DISCHARGE MEDICATIONS:  Colace 100 mg three times a day; baclofen 20 mg t.i.d., 30 mg at bedtime; Valium 2 mg t.i.d., 10 mg at bedtime; Zanaflex 4 mg twice a day and 10 mg at bedtime; Senokot 2 daily; Pepcid 20 mg at bedtime; Enemeez suppository in the evening; Detrol 2 mg twice a day; vitamin C 500 mg twice a day; Theo-Dur 200 mg twice a day; Celexa 20 mg once a day; Advair inhaler 250/50 mcg one dose a.m. and p.m.; multivitamin once a day; acidophilus 2 tabs 4 times a day for 5 weeks; Sudafed 120 mg twice daily as needed; Flonase 2 puffs each nostril once to twice a day; steroid cream to the face twice a day as needed; Ambien 10 mg at bedtime as needed for sleep; Enulose 15 mL as needed for constipation; prednisone 5 mg once daily for 3 days; Glucophage 500 mg a.c. breakfast and dinner; Tylenol No. 3 every 4 hours 1-2 as needed for pain; dressing changes twice a day requiring moist packing into the wound covered by dry sterile dressing; the ventilator set at volume of 950 with a rate of 10 and 3 mL in the tracheostomy tube. He will use cuff inflator as needed and is expected to be off the ventilator with a cap to trach during the day.
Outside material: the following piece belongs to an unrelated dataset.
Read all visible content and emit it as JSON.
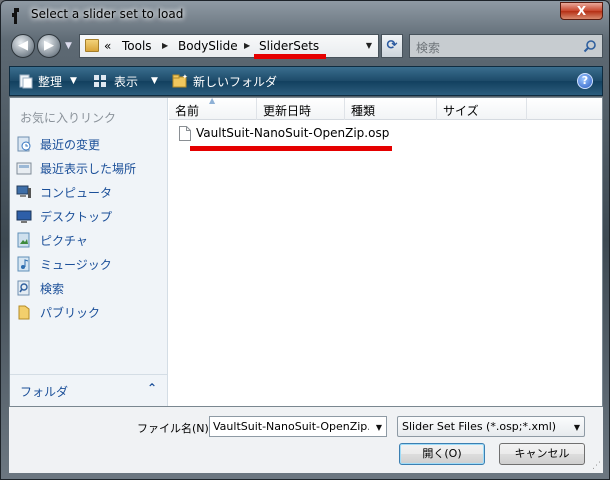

The patient also has inhaled medication for rescue as needed.

DISCHARGE DIAGNOSES:
1.  Urinary tract infection.
2.  Osteomyelitis.
3.  Chronic respiratory failure.
4.  Chronic obstructive pulmonary disease.
5.  Spasm.
6.  Acne rosacea.
7.  Bowel and bladder incontinence.

DISCHARGE DISPOSITION:  The patient will be discharged to home with home care as noted.

FOLLOWUP:  Office followup with Plastic Surgery and our office and physiatry has been arranged.